Esto nos permite comprender que el Señor enlaza el Evangelio con el acto de María. Anteriormente, había hablado del evangelio del reino. Ahora, el Evangelio toma un nuevo carácter, ligado a su muerte, a su sepultura misma (véase 1 Corintios 15:3-4). “Este evangelio” es aquel que nos une a un Cristo rechazado por el mundo, a un Cristo muerto en la cruz, a un Cristo exaltado y digno de todo amor, pero objeto de nuestra fe, conocido por su palabra y por su poder. Este Evangelio será “predicado en todo el mundo”. ¡Qué perspectiva abre el Señor ante sus discípulos! Creían pensar en los pobres, y el Señor habla de las riquezas de la gracia que será presentada al mundo entero. El vínculo que establece aquí entre la adoración que le corresponde y el ministerio del Evangelio, es profundamente instructivo para nosotros.

 

La casa escogida por el Señor

La casa que él escogió

Después de la casa de Simón, encontramos lo que podríamos llamar la casa del Señor, aquella en la cual va a comer la Pascua con sus discípulos. Betania es la casa en la cual María, frente al odio del mundo y la incomprensión de los discípulos, expresa el amor de un corazón que se apega a aquel que va a poner su vida por sus amigos. La casa del Señor es aquella en la cual reúne a los suyos para que estén con él. Allí les recuerda su amor que lo llevó a entregarse a sí mismo, a la muerte, a esta muerte que es la liberación de ellos.

Él es quien escoge el lugar, que los reúne a la mesa con él, que les da el memorial de su muerte y la esperanza del reino.

El Señor obra con perfecta autoridad, y dispone los corazones para que reconozcan esta autoridad. Los discípulos le preguntan: “¿Dónde quieres que preparemos para que comas la Pascua?” (Mateo 26:17). Desean preparar las cosas para él, y entienden que él conoce el lugar apropiado. Jesús no tenía lugar en Jerusalén; ¿dónde hallar un lugar para celebrar la Pascua? Si deseamos honrar al Señor, no nos dejaremos guiar por nuestra propia apreciación de lo que es bueno. Si deseamos estar con él, no podremos hallar por nosotros mismos, en el mundo que lo ha rechazado, el lugar que conviene. Es preciso que él nos enseñe respecto de esto.

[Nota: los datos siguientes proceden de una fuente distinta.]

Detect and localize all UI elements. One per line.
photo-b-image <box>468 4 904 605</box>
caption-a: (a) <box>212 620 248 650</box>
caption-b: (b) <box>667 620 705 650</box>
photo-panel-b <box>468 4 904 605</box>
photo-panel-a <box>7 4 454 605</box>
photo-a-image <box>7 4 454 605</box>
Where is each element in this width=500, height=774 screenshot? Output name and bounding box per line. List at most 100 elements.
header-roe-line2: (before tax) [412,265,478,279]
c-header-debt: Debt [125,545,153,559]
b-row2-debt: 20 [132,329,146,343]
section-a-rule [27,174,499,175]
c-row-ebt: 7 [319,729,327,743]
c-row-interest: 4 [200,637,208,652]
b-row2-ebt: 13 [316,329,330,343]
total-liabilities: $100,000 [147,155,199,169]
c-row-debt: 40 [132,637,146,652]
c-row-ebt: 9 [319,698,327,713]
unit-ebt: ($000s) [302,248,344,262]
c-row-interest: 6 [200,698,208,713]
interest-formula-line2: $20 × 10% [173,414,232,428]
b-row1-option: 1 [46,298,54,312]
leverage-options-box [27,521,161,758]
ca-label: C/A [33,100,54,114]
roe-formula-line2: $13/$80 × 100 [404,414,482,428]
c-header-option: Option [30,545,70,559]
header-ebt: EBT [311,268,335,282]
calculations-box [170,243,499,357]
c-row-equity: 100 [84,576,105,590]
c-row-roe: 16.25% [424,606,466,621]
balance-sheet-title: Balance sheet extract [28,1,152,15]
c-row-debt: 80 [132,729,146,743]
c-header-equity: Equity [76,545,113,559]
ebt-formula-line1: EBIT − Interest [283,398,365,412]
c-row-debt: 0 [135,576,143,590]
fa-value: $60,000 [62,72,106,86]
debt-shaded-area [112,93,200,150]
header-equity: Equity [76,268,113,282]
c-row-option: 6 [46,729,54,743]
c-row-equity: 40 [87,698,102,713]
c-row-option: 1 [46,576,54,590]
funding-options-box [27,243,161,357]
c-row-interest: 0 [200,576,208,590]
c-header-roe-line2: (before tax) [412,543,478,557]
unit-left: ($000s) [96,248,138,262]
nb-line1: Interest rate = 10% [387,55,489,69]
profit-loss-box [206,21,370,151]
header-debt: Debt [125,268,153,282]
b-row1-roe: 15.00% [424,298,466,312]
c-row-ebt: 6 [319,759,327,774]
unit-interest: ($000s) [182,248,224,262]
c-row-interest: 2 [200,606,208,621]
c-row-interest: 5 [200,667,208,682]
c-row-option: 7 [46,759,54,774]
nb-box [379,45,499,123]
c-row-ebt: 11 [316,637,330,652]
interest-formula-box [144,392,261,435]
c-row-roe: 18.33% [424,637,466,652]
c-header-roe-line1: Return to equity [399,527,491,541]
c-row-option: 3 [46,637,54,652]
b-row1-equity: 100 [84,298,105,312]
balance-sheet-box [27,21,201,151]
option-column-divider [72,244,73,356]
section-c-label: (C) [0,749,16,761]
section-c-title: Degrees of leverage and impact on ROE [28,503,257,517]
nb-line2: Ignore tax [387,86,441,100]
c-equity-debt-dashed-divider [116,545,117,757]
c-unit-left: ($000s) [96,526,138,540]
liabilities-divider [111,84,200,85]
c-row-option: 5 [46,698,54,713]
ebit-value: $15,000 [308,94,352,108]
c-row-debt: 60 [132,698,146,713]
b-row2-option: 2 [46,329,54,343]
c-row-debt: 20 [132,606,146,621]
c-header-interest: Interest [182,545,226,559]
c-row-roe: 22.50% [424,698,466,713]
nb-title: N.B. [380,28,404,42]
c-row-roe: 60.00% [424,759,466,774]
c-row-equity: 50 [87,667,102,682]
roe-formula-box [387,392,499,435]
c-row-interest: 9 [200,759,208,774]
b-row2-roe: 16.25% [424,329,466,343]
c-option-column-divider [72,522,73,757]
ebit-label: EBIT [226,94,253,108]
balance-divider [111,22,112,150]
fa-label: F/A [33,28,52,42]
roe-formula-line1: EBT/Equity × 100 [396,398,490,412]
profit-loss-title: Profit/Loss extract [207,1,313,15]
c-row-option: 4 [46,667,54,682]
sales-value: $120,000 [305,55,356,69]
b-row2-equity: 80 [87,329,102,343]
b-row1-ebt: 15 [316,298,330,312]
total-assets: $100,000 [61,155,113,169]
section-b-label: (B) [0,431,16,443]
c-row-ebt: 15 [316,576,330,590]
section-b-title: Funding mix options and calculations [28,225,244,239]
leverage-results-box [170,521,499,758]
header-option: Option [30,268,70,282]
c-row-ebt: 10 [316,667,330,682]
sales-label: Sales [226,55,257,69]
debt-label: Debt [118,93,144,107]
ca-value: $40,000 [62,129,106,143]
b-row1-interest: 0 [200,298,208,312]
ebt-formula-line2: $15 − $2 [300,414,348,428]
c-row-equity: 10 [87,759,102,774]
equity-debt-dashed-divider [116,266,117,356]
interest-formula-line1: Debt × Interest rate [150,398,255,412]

Pero en esa misma ciudad, hay alguien que tiene un corazón dispuesto a someterse a su palabra. Las palabras: “El Maestro dice: En tu casa celebraré la pascua con mis discípulos” le bastan. Un hombre, en Jerusalén, había sido preparado para dejar su casa al Señor, para reconocer sus derechos sobre ella. En el evangelio de Marcos, Jesús la llama “mi aposento” (14:14). ¿Nos damos cuenta de estos derechos del Señor? Los discípulos hacen ‟como Jesús les mandó”. El valor de este momento tan precioso para el corazón del Señor —cuando juntos nos acordamos de él— solo puede ser estimado por corazones enteramente sometidos a su autoridad. El lugar, la preparación, todo ha de ser conforme a su palabra, y expresar el reconocimiento pleno, sin razonamiento, de su autoridad.

El Señor se sienta a la mesa con sus discípulos. Toma el lugar del Maestro. Pero les da un lugar con él, para gozar de este momento de comunión.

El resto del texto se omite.